ST. LOUIS (KMOV) -- You’ll be hearing a lot about this in the next several days and weeks. Many teams out there might be nice for the grueling summer months, but come playoff time, no dice. They’re not built to win in October. On the other hand there are those who might have been wildly inconsistent in May or August, but come playoff time, that’s when they’re at their best.
So...where do the Redbirds fall? I think if a pair of World Series titles in the last six years is any indication, I don’t even have to insult your intelligence by answering that question.
Experience wins. Having the ability to say “yep, been there, done that” is a luxury few teams have at this point in time. Derek Jeter and the Yankees? Yes. Gio Gonzalez and the Nationals? Not so much.
Now, that’s not to say the Nats will fall flat on their face in the postseason. On the contrary, Washington’s got as much raw talent - top to bottom - as any in baseball. Its MLB-best 92-60 record speaks to that.
Yet they’ve got just six players on its current 40-man roster that has ANY postseason experience at all. Mike Gonzalez, former Cardinals Edwin Jackson and Mark DeRosa, Chien-Ming Wang, Adam LaRoche and Jayson Werth.
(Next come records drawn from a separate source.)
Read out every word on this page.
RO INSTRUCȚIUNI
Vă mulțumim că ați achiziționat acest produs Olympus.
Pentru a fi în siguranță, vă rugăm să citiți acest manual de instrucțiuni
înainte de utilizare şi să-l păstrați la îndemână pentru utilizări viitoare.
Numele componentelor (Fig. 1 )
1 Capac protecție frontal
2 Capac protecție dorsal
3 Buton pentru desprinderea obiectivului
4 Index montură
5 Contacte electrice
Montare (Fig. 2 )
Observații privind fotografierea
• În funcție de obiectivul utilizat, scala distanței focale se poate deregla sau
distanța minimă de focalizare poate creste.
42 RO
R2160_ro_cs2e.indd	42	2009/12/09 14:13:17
The Cardinals? How about virtually the entire roster has been to the playoffs before. That means something in October.
Think there’s any situation that the sport of baseball could throw at David Freese that would scare him? Ya, didn’t think so. If you can stare Neftali Feliz in the eyes - just one strike away from your season ending in the World Series - and come through...you can do anything.
Ditto for Allen Craig, Yadier Molina and flat out everyone else on this team.
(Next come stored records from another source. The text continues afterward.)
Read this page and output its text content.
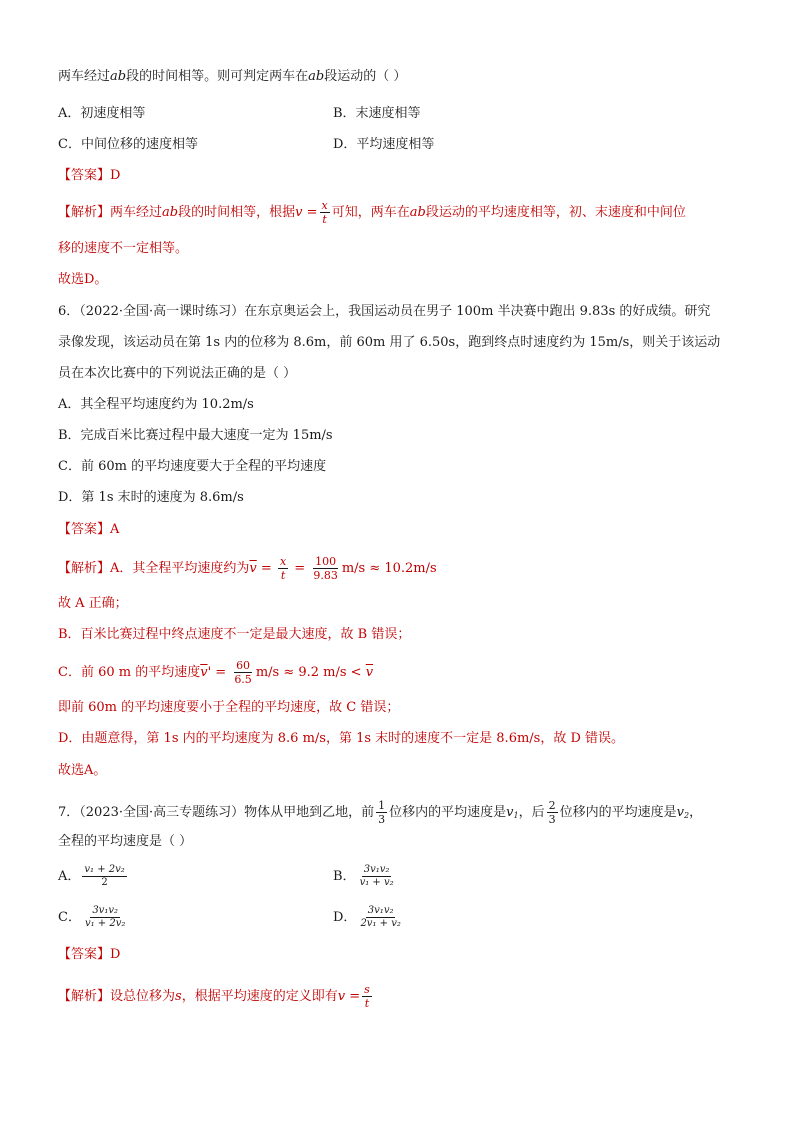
两车经过ab段的时间相等。则可判定两车在ab段运动的（ ）
A．初速度相等	B．末速度相等
C．中间位移的速度相等	D．平均速度相等
【答案】D
【解析】两车经过ab段的时间相等，根据$v = \frac{x}{t}$ 可知，两车在ab段运动的平均速度相等，初、末速度和中间位
移的速度不一定相等。
故选D。
6．（2022·全国·高一课时练习）在东京奥运会上，我国运动员在男子 100m 半决赛中跑出 9.83s 的好成绩。研究
录像发现，该运动员在第 1s 内的位移为 8.6m，前 60m 用了 6.50s，跑到终点时速度约为 15m/s，则关于该运动
员在本次比赛中的下列说法正确的是（ ）
A．其全程平均速度约为 10.2m/s
B．完成百米比赛过程中最大速度一定为 15m/s
C．前 60m 的平均速度要大于全程的平均速度
D．第 1s 末时的速度为 8.6m/s
【答案】A
【解析】A．其全程平均速度约为$\overline{v} = \frac{x}{t} = \frac{100}{9.83} m/s \approx 10.2m/s$
故 A 正确；
B．百米比赛过程中终点速度不一定是最大速度，故 B 错误；
C．前 60 m 的平均速度$\overline{v}' = \frac{60}{6.5} m/s \approx 9.2$ $m/s < \overline{v}$
即前 60m 的平均速度要小于全程的平均速度，故 C 错误；
D．由题意得，第 1s 内的平均速度为 8.6 m/s，第 1s 末时的速度不一定是 8.6m/s，故 D 错误。
故选A。
7．（2023·全国·高三专题练习）物体从甲地到乙地，前 $\frac{1}{3}$ 位移内的平均速度是$v_1$，后 $\frac{2}{3}$ 位移内的平均速度是$v_2$，
全程的平均速度是（ ）
A． $\frac{\text{v₁ + 2v₂}}{2}$	B． $\frac{\text{3v₁v₂}}{\text{v₁ + v₂}}$
C． $\frac{\text{3v₁v₂}}{\text{v₁ + 2v₂}}$	D． $\frac{\text{3v₁v₂}}{\text{2v₁ + v₂}}$
【答案】D
【解析】设总位移为s，根据平均速度的定义即有$v = \frac{s}{t}$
Pretty much, here’s what it comes down to. And let me preface this by saying it by no means guarantees the Cards are going to make another run in the postseason. They could easily get beat in Atlanta during that one game playoff.
But the St. Louis Cardinals KNOW they can win in October. Teams with less experience THINK they can win.
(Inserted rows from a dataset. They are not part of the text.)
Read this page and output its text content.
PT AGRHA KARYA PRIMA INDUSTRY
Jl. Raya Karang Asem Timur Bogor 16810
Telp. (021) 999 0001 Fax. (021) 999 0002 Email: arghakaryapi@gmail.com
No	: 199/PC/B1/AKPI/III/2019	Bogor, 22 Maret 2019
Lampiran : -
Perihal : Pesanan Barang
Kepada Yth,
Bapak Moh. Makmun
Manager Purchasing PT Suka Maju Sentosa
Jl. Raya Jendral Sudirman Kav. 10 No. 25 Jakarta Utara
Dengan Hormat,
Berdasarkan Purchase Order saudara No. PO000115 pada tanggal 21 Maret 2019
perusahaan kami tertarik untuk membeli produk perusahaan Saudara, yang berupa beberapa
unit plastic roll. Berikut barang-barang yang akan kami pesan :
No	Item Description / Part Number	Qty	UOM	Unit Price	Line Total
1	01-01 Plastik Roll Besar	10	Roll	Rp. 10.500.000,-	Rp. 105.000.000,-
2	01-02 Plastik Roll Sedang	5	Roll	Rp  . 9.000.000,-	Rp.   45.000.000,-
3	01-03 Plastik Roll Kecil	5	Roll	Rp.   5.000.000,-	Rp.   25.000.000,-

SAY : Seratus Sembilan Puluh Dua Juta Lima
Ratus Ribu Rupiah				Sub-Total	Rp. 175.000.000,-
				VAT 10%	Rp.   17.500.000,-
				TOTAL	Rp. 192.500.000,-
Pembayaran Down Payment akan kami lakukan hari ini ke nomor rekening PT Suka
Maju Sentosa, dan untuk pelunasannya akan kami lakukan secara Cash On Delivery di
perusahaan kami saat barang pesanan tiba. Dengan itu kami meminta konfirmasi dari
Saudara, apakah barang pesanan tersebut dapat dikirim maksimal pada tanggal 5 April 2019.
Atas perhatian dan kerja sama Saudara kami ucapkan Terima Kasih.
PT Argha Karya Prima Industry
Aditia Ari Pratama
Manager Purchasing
There’s a difference. It certainly gives them an edge. A small edge? Sure. But an edge nonetheless.
The question now becomes why have they been so wildly inconsistent during the regular season? That’s a complex question with many different parts. Performances of key individuals have fluctuated from month to month and injuries have impacted them as much as any team.
These Redbirds would have to be described as a club with a solid mix of veteran experience (Carlos Beltran, Chris Carpenter, Yadier Molina, etc) and youth (Allen Craig, Jon Jay, David Freese).
However, that veteran experience has shown its age on several occasions this season. Lance Berkman. Rafael Furcal. Chris Carpenter. Experience is a wonderful thing. But with experience comes age. And with age comes injuries.
That’s part of what has made this regular season so troubling at times. With virtually no warning in spring training, the Cards had to replace a rotation stalwart like Carpenter. Not long after, their first baseman went down for what turned out to be the entire season. And their shortstop’s elbow snapped on what seemed like a routine throw to first base.
Injuries have hurt, yes. But with this club as healthy now as it’s been in a while (save for Furcal and Berkman) it’s ready to make yet another run to the postseason.
Something they’ve done quite a few times in the past. Will it make the difference? No. Will it make a difference? Absolutely.